Thirty-three years after the Cisterns were drained, the water returned to the 4,320-square-metre reservoir underneath Søndermarken Park. With H, Ingvar Cronhammar created a site-specific total installation driven by the challenges presented by the site and the climate. The exhibition was open from 3 March through 29 November 2015 but lives on in the catalogue, authored by architecture theorist Carsten Thau. 

A sensuous engine room 

The exhibition H unfolded as a simultaneously seductive and machine-like artwork in the unique setting at the Cisterns. On their way into Cronhammar’s total installation, visitors first passed through a room where they were inundated with the sound of chanting and ethereal voices from a piece of music created especially for the exhibition by composer Martin Hall (b. 1963). Next, the voices were replaced by the constant sound of rushing water, amplified and distorted by the unusual acoustic environment of the Cisterns. The installation surrounded the visitors with water in the form of a water surface that covered the entire floor, columns of luminescent, falling water and, not least, the water mist that filled the room like a haze. H thus took the audience on a journey into an alien and undefinable engine room where both visual and auditory aspects were put into play. 

Publication

Cronhammar’s early works incorporated a variety of natural phenomena. In his exhibition at the Cisterns, the encounter is of a different nature. The structural intervention that the installation constitutes underscores the nature of the Cisterns as a raw, unpolished grotto, where nature slowly but persistently forces its way in. The water seeps through the concrete, and stalagmites and stalactites emerge as the visible evidence of this erosive process. Thus, the work operates both as a total installation and as a sculptural and architectural intervention into the catacomb-like space of the Cisterns, an exhibition venue space that differs radically from the familiar white cube.
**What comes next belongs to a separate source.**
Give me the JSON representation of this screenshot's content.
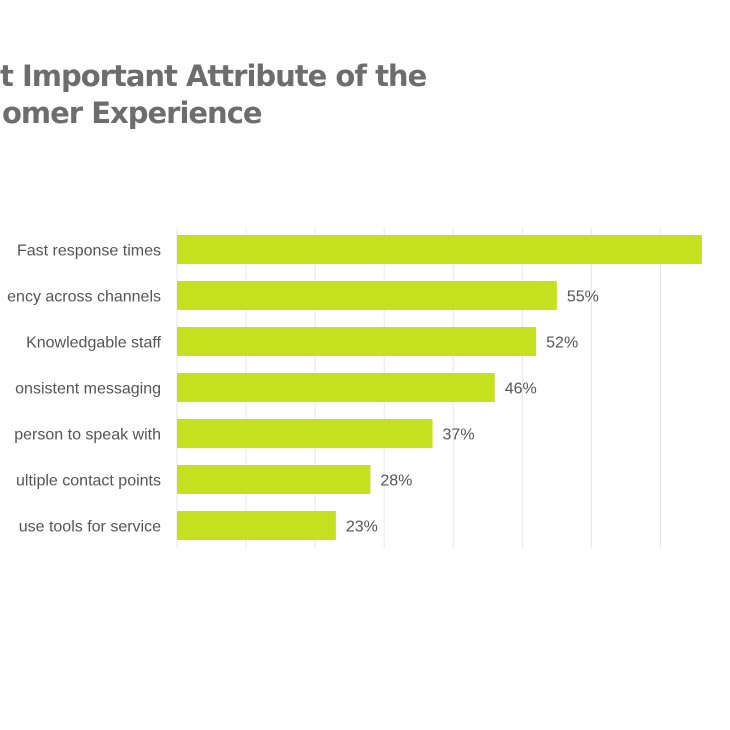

According to the artistic director of the Cisterns, Astrid La Cour, the work possesses a complexity that deserves the sort of expanded examination that a publication can offer. 

‘It is very important for the dissemination and understanding of Ingvar Cronhammar’s exhibition and the continuous development of the Cisterns that this ambitious exhibition is documented and put into a larger perspective,’ says Astrid La Cour. She adds, 

‘The exhibition gave the visitor an immediate sensuous experience in the dark, but at the same time, it is crucial to the communication – and the understanding – of the gravity of the exhibition to have the benefit of a reflective in-depth text that adds perspective and takes research-oriented soundings of the field between art and architecture.’ 

In the catalogue text, Thau navigates freely among the many interfaces between art, cultural theory and architecture, contextualizing the H exhibition with a historical look at the Cisterns’ former function as a water reservoir and discussions of themes such as ‘the subterranean’ and ‘the labyrinth’. Thau’s analysis is not restricted to H but also addresses other works by Cronhammar in an expansive reflection on recurring motifs and concepts in Cronhammar’s practice as well as machine, industrial and futurist aspects.